SEANCE DU 22 OCTOBRE 2002


M. le président. La parole est à M. Philippe Madrelle, auteur de la question n° 12, adressée à M. le ministre de la jeunesse, de l'éducation nationale et de la recherche.
M. Philippe Madrelle. Monsieur le président, monsieur le ministre, mes chers collègues, à la veille de la discussion budgétaire et au moment où l'éducation nationale a cessé d'être une priorité gouvernementale, il apparaît légitime de poser une nouvelle fois le fameux problème de l'inadaptation du mode de calcul utilisé pour la répartition des postes budgétaires d'instituteurs entre les départements.
L'inadaptation de ce mode de calcul a des conséquences très négatives pour le département de la Gironde ; je m'en faisais déjà l'écho à cette même tribune voilà deux ans presque jour pour jour. Mais la situation s'est aggravée dangereusement cette année.
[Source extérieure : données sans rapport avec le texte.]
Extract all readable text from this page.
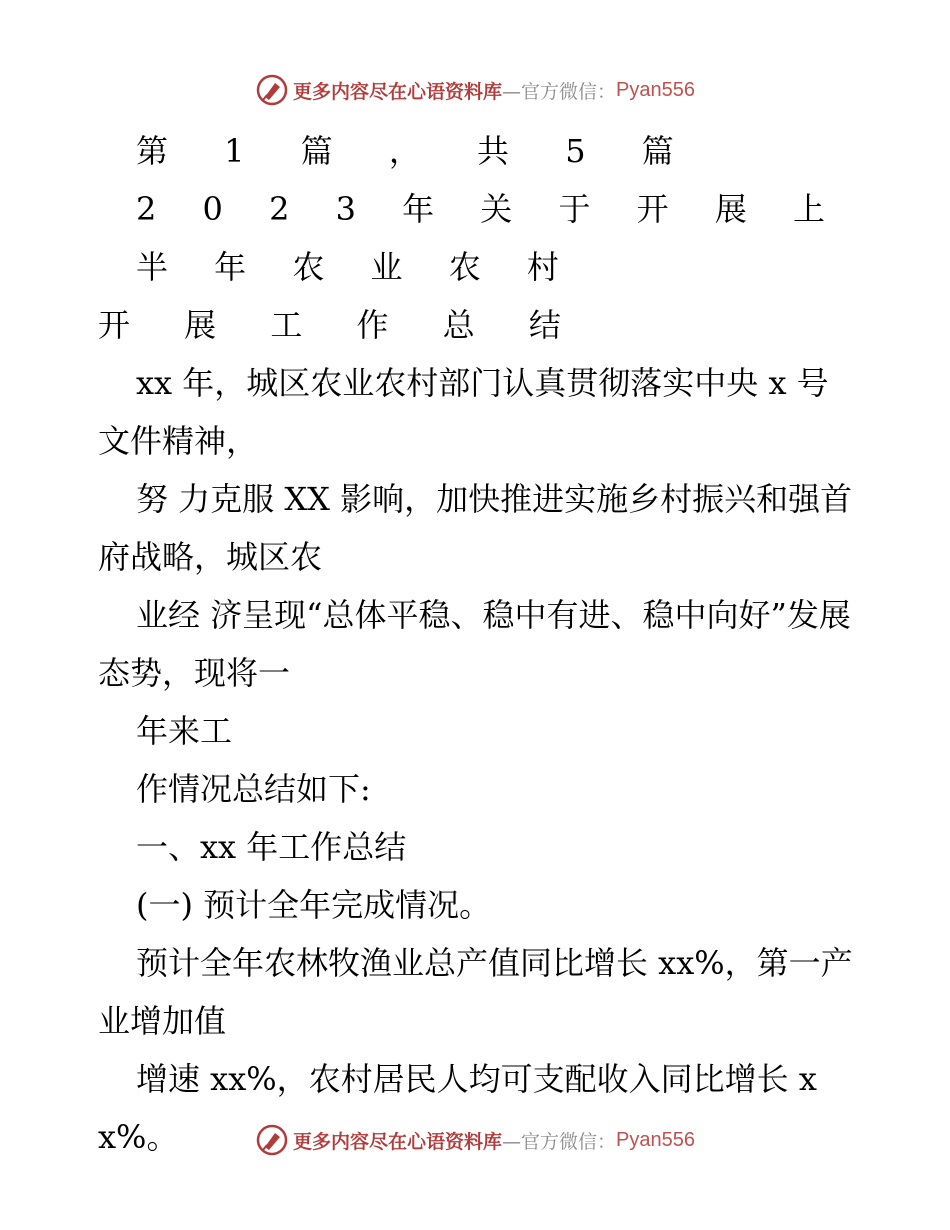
更多内容尽在心语资料库 —官方微信： Pyan556

第 1 篇 ， 共 5 篇

2 0 2 3 年 关 于 开 展 上半 年 农 业 农 村

开 展 工 作 总 结

xx 年，城区农业农村部门认真贯彻落实中央 x 号文件精神，

努 力克服 XX 影响，加快推进实施乡村振兴和强首府战略，城区农

业经 济呈现“总体平稳、稳中有进、稳中向好”发展态势，现将一

年来工

作情况总结如下:

一、xx 年工作总结

(一) 预计全年完成情况。

预计全年农林牧渔业总产值同比增长 xx%，第一产业增加值

增速 xx%，农村居民人均可支配收入同比增长 xx%。	更多内容尽在心语资料库 —官方微信： Pyan556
C'est ainsi que, malgré l'octroi de 218 postes supplémentaires depuis cinq ans, le rapport entre le nombre d'enseignants et le nombre d'élèves reste en Gironde parmi les plus faibles de France. Alors que ce rapport est en moyenne pour la France métropolitaine de 5,34 %, celui de la Gironde atteignait à peine 4,98 % à la rentrée 2001.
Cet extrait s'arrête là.